Our game released on the App Store this past week was the culmination of a lot of work by a lot of people. Much of the unheralded work was done by people I like to call “BELIEVERS”. A Believer is identified if they fulfill all of these requirements:

1. Someone that truely wants you to succeed.

2. They have no ulterior motives.

3. They’ll do whatever they can to help you.

They are friends, family, former co-workers, or ultra successful people (mentors) that just generally want to see entrepreneurs succeed. There are different levels of Believers.

Type 1: Friends and family Believers do the grunt work of support. They’re more than happy to rate and comment on YouTube videos and other links. They’re the type of people that will help no matter what is required. They’ll go to the store and buy 10 of your products if you ask them. They post any video (regardless of quality) or press release you create to their Facebook feed and tout it as the greatest thing known to man.

Type 2: Former Coworkers are a great resource…if they’ll help you. I have some that will flip over backwards. I have others that completely ignore me, or worse de-friend me! Chances are you’re doing work that’s in a similar discipline to your last job and there are people that can help you directly.

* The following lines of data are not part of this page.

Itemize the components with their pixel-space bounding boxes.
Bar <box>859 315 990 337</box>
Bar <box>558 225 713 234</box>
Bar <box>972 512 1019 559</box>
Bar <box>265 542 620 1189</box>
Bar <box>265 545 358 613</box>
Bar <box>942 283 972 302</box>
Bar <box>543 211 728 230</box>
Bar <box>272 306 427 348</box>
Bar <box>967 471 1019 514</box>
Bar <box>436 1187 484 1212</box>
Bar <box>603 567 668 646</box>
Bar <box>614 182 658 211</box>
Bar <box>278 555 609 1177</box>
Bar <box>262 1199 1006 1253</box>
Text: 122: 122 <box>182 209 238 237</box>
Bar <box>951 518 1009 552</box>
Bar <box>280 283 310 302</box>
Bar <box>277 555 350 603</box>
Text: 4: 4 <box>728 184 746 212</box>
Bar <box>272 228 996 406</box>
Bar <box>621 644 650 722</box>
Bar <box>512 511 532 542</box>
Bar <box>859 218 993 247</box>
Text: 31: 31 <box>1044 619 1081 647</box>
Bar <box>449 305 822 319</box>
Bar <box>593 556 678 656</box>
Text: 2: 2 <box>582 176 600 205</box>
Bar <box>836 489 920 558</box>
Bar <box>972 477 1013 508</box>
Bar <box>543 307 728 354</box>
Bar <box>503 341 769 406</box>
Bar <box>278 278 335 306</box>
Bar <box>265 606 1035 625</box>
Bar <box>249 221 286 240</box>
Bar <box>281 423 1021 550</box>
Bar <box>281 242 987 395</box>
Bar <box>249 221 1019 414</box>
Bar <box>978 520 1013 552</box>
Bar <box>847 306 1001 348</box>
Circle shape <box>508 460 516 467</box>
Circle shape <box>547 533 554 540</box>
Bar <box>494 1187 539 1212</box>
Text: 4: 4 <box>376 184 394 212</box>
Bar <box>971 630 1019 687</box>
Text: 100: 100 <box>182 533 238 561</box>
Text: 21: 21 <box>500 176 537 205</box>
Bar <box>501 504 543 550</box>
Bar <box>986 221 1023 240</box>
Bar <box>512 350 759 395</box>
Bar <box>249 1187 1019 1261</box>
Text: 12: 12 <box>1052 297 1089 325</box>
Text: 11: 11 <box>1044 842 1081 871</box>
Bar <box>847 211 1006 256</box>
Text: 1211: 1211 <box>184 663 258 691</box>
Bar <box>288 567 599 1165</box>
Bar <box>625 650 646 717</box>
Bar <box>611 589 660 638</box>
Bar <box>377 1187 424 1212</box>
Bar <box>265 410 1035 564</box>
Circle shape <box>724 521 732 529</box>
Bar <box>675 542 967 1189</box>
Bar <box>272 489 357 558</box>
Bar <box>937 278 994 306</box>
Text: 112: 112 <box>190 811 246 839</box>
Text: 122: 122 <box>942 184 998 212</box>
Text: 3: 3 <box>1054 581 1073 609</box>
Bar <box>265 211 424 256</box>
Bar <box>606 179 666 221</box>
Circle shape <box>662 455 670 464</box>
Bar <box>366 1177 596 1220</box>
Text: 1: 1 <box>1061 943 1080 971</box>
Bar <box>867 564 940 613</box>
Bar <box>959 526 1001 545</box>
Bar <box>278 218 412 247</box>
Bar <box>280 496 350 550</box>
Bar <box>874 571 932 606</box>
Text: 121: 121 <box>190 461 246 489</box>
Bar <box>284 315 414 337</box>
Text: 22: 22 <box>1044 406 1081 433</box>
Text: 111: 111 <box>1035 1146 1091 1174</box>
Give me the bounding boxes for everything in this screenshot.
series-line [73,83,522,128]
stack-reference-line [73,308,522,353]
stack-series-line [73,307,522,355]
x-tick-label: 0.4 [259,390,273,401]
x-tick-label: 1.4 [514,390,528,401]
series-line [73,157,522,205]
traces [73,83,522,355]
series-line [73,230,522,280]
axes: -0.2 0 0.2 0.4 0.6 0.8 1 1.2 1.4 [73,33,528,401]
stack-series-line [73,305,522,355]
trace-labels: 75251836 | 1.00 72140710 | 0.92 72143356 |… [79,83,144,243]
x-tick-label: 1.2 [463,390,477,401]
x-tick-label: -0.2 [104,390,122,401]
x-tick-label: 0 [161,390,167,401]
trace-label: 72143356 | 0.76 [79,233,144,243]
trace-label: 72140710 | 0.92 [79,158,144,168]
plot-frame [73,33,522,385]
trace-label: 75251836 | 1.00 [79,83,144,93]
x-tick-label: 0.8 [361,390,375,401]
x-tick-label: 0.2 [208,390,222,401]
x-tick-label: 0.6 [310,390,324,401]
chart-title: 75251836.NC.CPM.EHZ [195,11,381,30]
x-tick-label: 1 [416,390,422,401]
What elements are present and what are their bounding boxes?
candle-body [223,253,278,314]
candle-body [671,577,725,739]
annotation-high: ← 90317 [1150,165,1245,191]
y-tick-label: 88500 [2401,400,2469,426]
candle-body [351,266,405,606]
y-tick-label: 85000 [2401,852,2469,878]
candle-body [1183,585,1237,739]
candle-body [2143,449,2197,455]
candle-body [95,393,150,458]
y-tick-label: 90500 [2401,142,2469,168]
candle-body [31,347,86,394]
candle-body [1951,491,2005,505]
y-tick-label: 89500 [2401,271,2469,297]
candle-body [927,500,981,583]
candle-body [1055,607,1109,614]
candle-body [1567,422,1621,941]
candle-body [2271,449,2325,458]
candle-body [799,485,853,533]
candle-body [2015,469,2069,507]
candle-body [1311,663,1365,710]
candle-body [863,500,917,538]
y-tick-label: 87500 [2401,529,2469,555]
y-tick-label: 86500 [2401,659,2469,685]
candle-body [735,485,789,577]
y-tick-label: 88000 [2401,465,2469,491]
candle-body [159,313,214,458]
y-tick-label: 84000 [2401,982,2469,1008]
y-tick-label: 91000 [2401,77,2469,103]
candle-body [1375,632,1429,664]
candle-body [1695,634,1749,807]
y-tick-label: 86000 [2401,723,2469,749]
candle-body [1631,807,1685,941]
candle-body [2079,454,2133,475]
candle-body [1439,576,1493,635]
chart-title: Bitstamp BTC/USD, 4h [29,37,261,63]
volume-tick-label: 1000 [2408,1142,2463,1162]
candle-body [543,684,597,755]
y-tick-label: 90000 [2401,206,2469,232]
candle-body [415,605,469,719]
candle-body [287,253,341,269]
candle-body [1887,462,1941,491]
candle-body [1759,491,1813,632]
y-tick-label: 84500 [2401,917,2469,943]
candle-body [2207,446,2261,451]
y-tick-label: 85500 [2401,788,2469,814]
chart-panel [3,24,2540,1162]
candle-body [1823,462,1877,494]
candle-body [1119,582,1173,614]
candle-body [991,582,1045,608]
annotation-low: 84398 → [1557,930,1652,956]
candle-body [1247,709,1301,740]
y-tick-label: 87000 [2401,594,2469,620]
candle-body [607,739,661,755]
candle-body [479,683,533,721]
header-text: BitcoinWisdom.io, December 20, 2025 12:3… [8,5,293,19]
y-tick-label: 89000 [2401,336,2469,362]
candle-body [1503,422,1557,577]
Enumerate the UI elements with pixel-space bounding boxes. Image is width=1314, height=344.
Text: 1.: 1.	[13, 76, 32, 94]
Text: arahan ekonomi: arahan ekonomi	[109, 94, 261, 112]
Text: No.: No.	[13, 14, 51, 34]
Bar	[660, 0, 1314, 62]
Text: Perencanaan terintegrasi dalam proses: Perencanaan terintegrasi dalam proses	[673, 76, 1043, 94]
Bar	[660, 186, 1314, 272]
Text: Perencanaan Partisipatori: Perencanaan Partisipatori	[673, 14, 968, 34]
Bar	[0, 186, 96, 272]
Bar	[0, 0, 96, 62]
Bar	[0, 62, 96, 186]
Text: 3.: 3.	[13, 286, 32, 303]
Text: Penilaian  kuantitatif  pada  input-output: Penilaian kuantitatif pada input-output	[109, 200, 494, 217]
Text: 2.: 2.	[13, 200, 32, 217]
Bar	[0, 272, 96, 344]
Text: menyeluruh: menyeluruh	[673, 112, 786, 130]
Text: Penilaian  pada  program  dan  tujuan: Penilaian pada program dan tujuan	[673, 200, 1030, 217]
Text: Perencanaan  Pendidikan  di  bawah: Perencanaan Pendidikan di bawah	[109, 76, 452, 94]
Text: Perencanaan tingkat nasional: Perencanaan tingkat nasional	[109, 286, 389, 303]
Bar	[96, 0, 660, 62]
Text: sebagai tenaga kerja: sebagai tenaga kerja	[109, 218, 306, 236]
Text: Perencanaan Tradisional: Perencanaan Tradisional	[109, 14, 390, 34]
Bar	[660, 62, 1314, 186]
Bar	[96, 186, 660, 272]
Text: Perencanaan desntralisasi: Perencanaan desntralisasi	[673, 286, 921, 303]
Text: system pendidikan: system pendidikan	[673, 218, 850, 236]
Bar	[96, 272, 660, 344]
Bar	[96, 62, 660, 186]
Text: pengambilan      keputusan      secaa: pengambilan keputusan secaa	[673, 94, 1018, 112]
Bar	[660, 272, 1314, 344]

Type 3: Experienced Professional. I only recently understood how interested and helpful well-established mentors/executives want to be in seeing you succeed. There is a group of highly talented and skilled people that who for no other explicable reason than making the world a better place, are willing to make a significant contribution to your success. I think without this group we would have achieved half the success we ultimately will.

I recently had a conversation with a CEO of a successful App company who offered to introduce me to some well-known Silicon Valley entrepreneurs. When I first protested saying I had nothing to give back he scolded me explaining the introductions were not quid pro quo.

As an entrepreneur it’s important to identify Believers and use (not abuse) them as necessary. Your friends and family shouldn’t be your Marketing Plan, but you’ve got to use every resource you have to make your endeavor as successful as possible. It’s also important to try to give more than you take. The best sharers always end up getting more. Seems like my CEO friend figured that out a long time ago.